Recensione dello spettacolo “Cloture de l’amour” a cura di Valerio Azzopardi.
Cloture de l’amour, la violenza dell’amore, un opera di Pascal Rambert in scena al Teatro Vascello.
Un dialogo sulla fine di un amore; un addio interpretato da due soli attori: Anna De Rosa e Luca Lazzareschi. Due monologhi in realtà, perché le parole dei due protagonisti non s’incroceranno mai.Un uomo e una donna s’incontrano sul palco; In piedi, l’uno di fronte all’altro, si affrontano. E’ l’uomo a cominciare riversando sulla donna un fiume ininterrotto di parole; una piena che sembra non trovare resistenza nella donna le cui uniche reazioni saranno qualche movimento del corpo e il proprio silenzio. Poi sarà quest’ultima a difendersi dalle accuse riversando a sua volta il proprio veleno.
Chi non ha mai detto addio? Chi non hai mai visto terminare un amore? E il veleno che ne consegue inevitabile, le recriminazioni, la violenza verbale, l’ansia di avere ragione dimostrando l’altrui torto, il desiderio di mostrare le proprie ferite interiori come uniche o principali vittime del massacro dell’amore.
Un’opera essenziale, ridotta all’osso: La scena è bianca, vuota e accecante, non ci sono musiche o giochi di luci, il movimento è quasi inesistente, ma è chiara la scelta stilistica di rendere unici protagonisti del dramma i due monologhi e l’effetto che questi hanno sui corpi degli attori.
La recitazione dei due protagonisti è buona, a tratti intensa (si avverte un progressivo fervore che scalda le voci dei due attori e che rende la narrazione più credibile col passare del tempo).
Quello che invece non si sopporta (secondo la mia opinione personale) è l’incredibile logorrea che sta alla base di tutto il dramma: Un addio di una verbosità così accecante da lasciare senza parole la donna (che si vendicherà con altrettanta potenza verbale) e anche il pubblico.
Quest’ampollosità eccessiva allontana lo spettatore dallo spettacolo, rendendo difficile ogni riflessione sulla vicenda e la comprensione della stessa. Comprensione già resa difficile dal fatto che l’opera ci fa assistere alla fine di una storia d’amore di cui non abbiamo esperienza pregressa, sfidandoci a capirne le motivazioni.

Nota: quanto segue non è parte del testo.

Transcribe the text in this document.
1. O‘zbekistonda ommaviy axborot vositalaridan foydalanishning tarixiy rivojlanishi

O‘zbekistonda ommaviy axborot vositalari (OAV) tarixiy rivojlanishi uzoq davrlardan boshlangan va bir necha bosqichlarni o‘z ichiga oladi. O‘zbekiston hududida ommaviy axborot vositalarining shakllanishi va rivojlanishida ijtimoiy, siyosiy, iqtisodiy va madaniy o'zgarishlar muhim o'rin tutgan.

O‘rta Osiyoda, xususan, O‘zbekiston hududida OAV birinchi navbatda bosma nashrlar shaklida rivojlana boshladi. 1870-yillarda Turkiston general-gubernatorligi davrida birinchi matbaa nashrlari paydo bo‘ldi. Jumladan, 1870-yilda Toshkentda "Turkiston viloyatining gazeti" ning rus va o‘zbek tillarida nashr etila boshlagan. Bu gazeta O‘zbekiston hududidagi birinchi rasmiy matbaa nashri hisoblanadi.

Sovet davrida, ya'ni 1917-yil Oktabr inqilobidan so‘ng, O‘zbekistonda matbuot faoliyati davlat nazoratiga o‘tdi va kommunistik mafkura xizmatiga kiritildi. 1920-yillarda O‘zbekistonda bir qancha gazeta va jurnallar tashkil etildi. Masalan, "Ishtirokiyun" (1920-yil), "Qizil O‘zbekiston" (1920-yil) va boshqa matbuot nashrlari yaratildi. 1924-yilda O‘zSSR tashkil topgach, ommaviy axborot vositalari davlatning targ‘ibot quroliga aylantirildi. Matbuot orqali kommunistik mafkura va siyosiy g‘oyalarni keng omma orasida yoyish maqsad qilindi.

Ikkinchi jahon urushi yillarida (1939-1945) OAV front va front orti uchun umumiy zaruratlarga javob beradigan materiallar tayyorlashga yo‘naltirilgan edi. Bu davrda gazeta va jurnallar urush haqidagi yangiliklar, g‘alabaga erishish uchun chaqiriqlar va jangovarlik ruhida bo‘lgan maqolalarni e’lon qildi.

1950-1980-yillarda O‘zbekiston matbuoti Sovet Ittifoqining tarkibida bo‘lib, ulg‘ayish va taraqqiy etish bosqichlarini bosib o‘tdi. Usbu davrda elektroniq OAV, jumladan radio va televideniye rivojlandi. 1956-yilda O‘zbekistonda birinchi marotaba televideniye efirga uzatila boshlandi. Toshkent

Ogni volta che una frase, o un concetto appare interessante esso viene sommerso da ripetizioni, allitterazioni e sinonimi in ridondanza così eccessiva da compromettere seriamente la comprensione, da annoiare e innervosire. L’uomo sembra fiero della propria retorica, cosa che la donna gli rinfaccerà, combattendo però a sua volta con le sue stesse noiose armi.

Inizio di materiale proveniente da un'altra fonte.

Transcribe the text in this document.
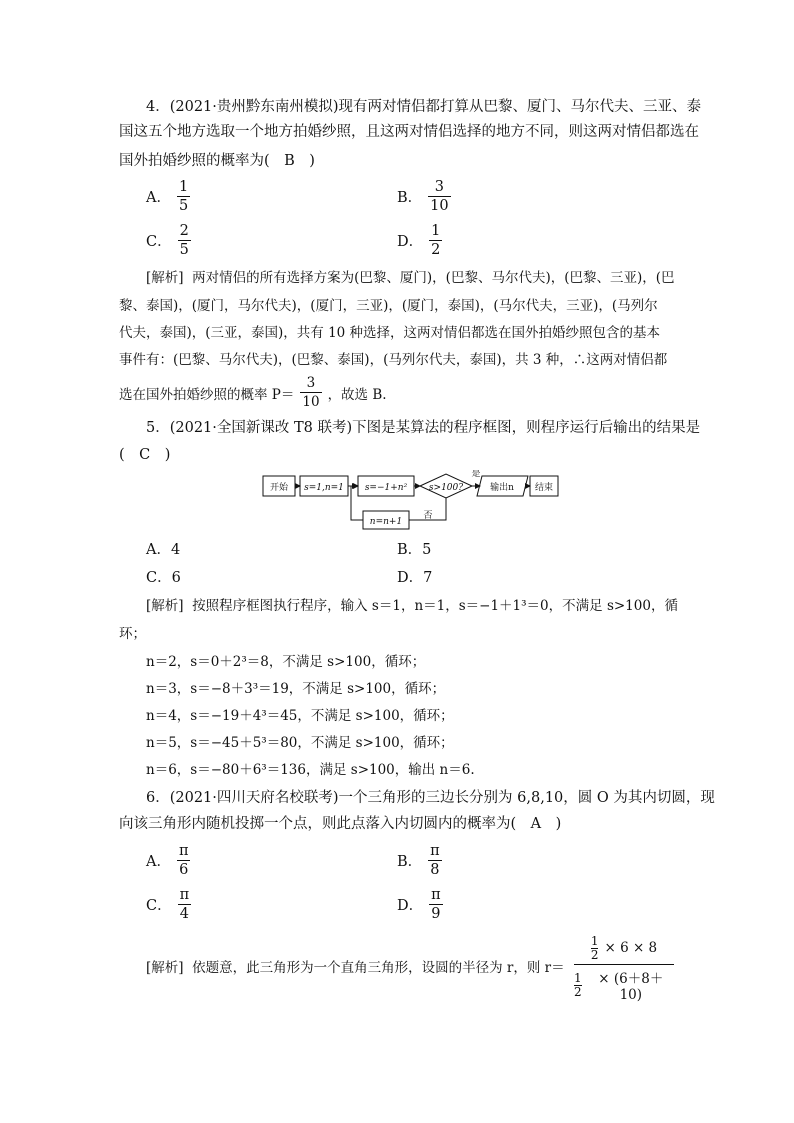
4．(2021·贵州黔东南州模拟)现有两对情侣都打算从巴黎、厦门、马尔代夫、三亚、泰
国这五个地方选取一个地方拍婚纱照，且这两对情侣选择的地方不同，则这两对情侣都选在
国外拍婚纱照的概率为(　B　)
A． $\frac{1}{5}$	B． $\frac{3}{10}$
C． $\frac{2}{5}$	D． $\frac{1}{2}$
[解析] 两对情侣的所有选择方案为(巴黎、厦门)，(巴黎、马尔代夫)，(巴黎、三亚)，(巴
黎、泰国)，(厦门，马尔代夫)，(厦门，三亚)，(厦门，泰国)，(马尔代夫，三亚)，(马列尔
代夫，泰国)，(三亚，泰国)，共有 10 种选择，这两对情侣都选在国外拍婚纱照包含的基本
事件有：(巴黎、马尔代夫)，(巴黎、泰国)，(马列尔代夫，泰国)，共 3 种，∴这两对情侣都
选在国外拍婚纱照的概率 $P= \frac{3}{10}$ ，故选 B.
5．(2021·全国新课改 T8 联考)下图是某算法的程序框图，则程序运行后输出的结果是
(　C　)
开始 s=1,n=1 s=−1+n² s>100?	输出n 结束
n=n+1
是
否
A．4	B．5
C．6	D．7
[解析] 按照程序框图执行程序，输入 s＝1，n＝1，s＝−1＋1³＝0，不满足 s>100，循
环；
n＝2，s＝0＋2³＝8，不满足 s>100，循环；
n＝3，s＝−8＋3³＝19，不满足 s>100，循环；
n＝4，s＝−19＋4³＝45，不满足 s>100，循环；
n＝5，s＝−45＋5³＝80，不满足 s>100，循环；
n＝6，s＝−80＋6³＝136，满足 s>100，输出 n＝6.
6．(2021·四川天府名校联考)一个三角形的三边长分别为 6,8,10，圆 O 为其内切圆，现
向该三角形内随机投掷一个点，则此点落入内切圆内的概率为(　A　)
A． $\frac{\pi}{6}$	B． $\frac{\pi}{8}$
C． $\frac{\pi}{4}$	D． $\frac{\pi}{9}$
[解析] 依题意，此三角形为一个直角三角形，设圆的半径为 r，则 r＝
$\frac{1}{2} \times 6 \times 8$
$\frac{1}{2}$	× (6＋8＋10)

E proprio a causa della distanza dialettica da un qualunque possibile addio due esseri umani potranno mai rivolgersi, i due monologhi finiscono per diventare surreali, rendendo difficile una possibile immedesimazione da parte dello spettatore. La scelta del monologo come tecnica narrativa inoltre non fa altro che allontanare dalla comprensione il già lontano spettatore a cui è richiesto di ricordare le elucubrazioni mentali della prima parte per poter meglio capire la difesa a tali accuse nella seconda. A questo si aggiunge un’acustica non proprio eccezionale dello spettacolo che, non prevedendo microfoni, rende a tratti quasi inudibili le parole. (ho sentito più volte degli spettatori chiedere al proprio vicino che cosa era stato appena detto, e non ero seduto neppure nelle ultime file).
Quasimodo, poeta del novecento sosteneva che la poesia è come un messaggio in bottiglia. L’importanza sta naturalmente nel messaggio, ma senza la bottiglia (La prosa, il linguaggio, la forma) esso non arriverà mai al destinatario. E il linguaggio usato da “Cloture de l’amour” allontana lo spettatore, lo innervosisce quando non lo annoia, è una bottiglia che appare rotta, destinata ad affondare senza recapitare il messaggio, o almeno senza recapitarlo a me.